With all the swats upside it you've been getting, your head must be getting sore.

Normally, I agree with you Chip or at most point out minor discrepancies or razz you about a minor point. But on this one I have to admit that you deserve a big swat upside the head. Or several dozen.

What in heaven's name were you thinking?

This person has stated that they are a BA and a Project Manager at this point. Obviously, the skills set they have is what is required to do the job -- they wouldn't be working otherwise. All that is being questioned is if they could make it as a consultant/contractor. The answer is an obvious yes ... qualified but nevertheless obvious. (Qualified because there are so many ways to destroy a consultancy).

What you (and others) are expressing is a typical technician's prejudice -- "if you aren't knowledgeable about my job then you obviously can't do yours". It's the same prejudice that asks for 5 years hands-on programming skills in a software that is only 2 years old from a VP. Not gonna happen, folks. Wrong person, wrong job, wrong skill.

A PM has and needs a set of skills that have nothing -- NOTHING -- to do with programming. A BA has and needs a set of skills that have little -- very, very little -- to do with programming. A programmer has skills that have very little to do with either PMs or BAs -- let me rephrase that, in 30 years of IS/IT I have never used my programming skills as a PM.

If you are building a large building you need an architect, an engineer, a contractor and tradespeople. Each fulfills a seperate role and each brings a different set of skills to the table. I would no more expect an architect to be able to run wire legally than I would expect a plumber to be able to design the building.

IT is no different. Each of the three (PM, BA, PA) has a role to play and each is needed. But they don't have to be the same person or type of person. In fact, I would be prepared to argue that they can't be ... the skills and thought processes need to be too radically different for one person to make the necessary leaps at the same time. A Programmer is a doer, a BA is a theorist and a PM is a manager -- and never the three shall meet.

I have been a successful PM in multiple industries including IS, IT, Marketing, Construction, and Organizational Development/Startups and whatever SME is required the required project management skillset has been the same. I've been a BA in multiple industries and no matter what the programming language, the skills required were the same. I've also been a programmer ... and I have never, ever used my programming skills for project management.

I have worked for good PMs and bad PMs. I've worked for good BAs and very bad BAs.
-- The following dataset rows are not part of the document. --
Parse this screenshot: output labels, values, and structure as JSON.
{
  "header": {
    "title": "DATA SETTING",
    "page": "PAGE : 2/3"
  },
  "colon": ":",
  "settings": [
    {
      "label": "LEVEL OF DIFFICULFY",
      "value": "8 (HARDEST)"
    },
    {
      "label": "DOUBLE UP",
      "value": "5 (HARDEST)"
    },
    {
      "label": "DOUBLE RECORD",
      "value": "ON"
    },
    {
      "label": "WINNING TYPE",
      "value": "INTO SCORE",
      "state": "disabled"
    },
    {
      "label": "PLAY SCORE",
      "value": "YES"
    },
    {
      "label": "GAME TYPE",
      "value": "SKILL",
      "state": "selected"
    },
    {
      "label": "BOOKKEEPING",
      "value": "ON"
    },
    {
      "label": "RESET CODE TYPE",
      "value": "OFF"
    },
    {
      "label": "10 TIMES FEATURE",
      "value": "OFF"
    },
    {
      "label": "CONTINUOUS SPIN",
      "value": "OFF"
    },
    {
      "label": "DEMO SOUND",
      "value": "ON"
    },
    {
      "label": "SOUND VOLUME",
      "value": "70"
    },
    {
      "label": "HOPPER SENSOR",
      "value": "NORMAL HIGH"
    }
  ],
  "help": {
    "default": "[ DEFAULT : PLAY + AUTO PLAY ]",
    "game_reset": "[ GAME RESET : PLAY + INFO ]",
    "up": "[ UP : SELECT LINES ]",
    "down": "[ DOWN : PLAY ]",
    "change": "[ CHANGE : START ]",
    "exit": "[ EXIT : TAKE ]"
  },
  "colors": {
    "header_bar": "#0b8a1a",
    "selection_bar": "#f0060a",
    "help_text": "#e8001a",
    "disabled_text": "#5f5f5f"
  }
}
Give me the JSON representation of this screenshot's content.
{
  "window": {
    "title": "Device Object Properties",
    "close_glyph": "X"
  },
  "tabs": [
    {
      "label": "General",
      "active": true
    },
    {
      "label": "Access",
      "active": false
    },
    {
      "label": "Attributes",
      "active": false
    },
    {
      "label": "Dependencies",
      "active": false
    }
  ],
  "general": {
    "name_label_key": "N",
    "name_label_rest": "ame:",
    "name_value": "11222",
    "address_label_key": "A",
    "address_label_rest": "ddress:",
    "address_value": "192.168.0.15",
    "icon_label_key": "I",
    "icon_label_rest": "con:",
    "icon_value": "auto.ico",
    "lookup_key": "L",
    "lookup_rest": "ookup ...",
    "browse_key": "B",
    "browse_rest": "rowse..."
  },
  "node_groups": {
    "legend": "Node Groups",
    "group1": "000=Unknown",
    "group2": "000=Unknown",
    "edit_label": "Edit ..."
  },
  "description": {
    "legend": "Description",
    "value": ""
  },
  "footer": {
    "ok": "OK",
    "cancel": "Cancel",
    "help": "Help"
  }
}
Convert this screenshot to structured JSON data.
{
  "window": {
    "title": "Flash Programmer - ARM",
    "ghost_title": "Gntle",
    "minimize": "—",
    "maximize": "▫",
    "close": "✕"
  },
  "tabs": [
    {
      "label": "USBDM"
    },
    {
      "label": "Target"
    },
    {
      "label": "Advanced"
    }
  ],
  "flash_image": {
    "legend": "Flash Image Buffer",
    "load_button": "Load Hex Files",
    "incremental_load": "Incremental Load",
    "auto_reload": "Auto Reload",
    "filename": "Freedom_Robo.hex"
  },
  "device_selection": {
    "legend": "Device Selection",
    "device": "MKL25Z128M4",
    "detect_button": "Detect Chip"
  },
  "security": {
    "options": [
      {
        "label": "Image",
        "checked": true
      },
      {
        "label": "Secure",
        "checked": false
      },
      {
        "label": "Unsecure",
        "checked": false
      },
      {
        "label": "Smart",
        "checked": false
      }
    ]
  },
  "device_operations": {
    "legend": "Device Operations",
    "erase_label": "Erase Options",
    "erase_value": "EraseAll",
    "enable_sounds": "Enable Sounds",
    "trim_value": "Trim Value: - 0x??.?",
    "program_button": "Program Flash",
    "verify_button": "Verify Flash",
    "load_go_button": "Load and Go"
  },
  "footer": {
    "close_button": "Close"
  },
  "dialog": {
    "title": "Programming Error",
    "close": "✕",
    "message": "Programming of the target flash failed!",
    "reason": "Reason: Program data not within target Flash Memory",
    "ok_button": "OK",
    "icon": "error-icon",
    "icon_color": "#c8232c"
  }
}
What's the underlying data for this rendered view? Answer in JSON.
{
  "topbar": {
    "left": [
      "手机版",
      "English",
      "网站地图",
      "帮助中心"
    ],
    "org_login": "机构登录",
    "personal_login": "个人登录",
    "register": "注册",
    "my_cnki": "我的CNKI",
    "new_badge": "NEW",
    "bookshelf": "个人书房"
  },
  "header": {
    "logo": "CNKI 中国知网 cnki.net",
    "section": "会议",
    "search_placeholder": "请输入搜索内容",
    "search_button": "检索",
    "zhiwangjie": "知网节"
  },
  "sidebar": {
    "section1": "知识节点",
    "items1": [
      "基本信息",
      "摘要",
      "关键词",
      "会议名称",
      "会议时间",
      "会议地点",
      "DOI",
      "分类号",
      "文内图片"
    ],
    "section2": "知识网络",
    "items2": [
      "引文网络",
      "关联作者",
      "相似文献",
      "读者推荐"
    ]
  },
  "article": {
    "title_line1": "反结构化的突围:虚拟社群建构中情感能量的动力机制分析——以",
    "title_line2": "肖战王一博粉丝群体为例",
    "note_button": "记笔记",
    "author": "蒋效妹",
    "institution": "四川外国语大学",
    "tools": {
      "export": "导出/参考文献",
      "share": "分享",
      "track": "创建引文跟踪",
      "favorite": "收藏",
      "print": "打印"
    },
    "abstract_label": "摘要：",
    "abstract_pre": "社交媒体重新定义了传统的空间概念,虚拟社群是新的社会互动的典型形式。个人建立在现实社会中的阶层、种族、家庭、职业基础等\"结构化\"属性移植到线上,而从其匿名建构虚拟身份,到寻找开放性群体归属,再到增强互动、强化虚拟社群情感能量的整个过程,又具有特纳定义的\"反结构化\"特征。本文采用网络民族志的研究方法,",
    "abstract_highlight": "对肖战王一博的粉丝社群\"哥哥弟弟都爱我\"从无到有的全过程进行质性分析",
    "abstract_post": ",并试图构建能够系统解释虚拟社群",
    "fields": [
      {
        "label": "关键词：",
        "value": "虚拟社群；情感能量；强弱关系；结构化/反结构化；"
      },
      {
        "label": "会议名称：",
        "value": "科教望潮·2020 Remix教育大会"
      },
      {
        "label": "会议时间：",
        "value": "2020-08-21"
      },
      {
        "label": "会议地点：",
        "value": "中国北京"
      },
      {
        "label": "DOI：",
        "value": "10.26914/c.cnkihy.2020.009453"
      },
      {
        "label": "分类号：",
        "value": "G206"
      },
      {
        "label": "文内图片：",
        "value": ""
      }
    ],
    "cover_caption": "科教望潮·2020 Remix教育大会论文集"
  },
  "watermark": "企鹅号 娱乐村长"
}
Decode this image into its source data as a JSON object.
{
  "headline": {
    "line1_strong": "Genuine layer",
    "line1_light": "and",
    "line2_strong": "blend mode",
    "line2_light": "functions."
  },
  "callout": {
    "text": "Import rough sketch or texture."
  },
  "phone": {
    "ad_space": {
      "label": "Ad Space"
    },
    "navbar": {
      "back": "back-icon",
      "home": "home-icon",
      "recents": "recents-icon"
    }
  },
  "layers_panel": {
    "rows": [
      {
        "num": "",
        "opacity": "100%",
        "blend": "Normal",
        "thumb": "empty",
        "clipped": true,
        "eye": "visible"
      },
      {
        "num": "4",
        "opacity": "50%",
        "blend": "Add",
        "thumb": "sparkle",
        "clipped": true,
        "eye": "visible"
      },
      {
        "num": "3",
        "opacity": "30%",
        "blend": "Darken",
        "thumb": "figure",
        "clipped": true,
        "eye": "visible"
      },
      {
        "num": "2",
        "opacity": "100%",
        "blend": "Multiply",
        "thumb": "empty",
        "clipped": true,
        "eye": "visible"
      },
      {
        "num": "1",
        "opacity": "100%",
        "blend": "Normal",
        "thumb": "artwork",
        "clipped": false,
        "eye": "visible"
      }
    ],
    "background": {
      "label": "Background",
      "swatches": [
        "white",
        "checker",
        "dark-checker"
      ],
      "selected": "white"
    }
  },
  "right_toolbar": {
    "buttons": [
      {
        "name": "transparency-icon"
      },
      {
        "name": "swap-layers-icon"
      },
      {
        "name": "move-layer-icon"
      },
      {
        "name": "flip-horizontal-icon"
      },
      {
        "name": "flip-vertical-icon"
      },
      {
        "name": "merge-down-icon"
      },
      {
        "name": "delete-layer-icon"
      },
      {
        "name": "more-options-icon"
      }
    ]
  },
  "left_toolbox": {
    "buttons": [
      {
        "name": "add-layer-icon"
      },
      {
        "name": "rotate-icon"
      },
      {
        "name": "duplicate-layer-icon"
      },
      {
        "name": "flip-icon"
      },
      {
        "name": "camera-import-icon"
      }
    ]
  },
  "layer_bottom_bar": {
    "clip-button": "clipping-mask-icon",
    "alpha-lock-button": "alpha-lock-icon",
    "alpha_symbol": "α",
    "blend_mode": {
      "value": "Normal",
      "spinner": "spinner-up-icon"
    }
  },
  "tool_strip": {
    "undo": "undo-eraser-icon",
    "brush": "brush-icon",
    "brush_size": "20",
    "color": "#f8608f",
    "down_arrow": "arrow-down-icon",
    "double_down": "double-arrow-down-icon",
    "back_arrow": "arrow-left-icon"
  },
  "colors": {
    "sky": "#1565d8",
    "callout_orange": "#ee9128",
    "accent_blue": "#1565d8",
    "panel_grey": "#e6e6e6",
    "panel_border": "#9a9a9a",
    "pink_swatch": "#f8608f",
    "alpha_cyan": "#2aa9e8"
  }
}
And every time I've worked with a bad one it has been a case of a programmer (or operator or accountant) being dumped in the job and not realizing that their skills weren't appropriate to the new job.

As for the constraints and timelines ... got news for you Leod1961 .... there's a reason that the PM asks for estimates from the programmer and then doubles or triples it. What you think is a constraint is just part of YOUR job for me. Project constraints are far more dangerous to the success of the project. To put it into your point of view, the PM is worried about constraints that affect you having a job not whether a report can fit in 132 columns or has to be split up.

(BTW ... there are a large number of BA/PMs who have very successful consultancies often as true consultants rather than as contractors. Programmers as true consultants are few and far between.)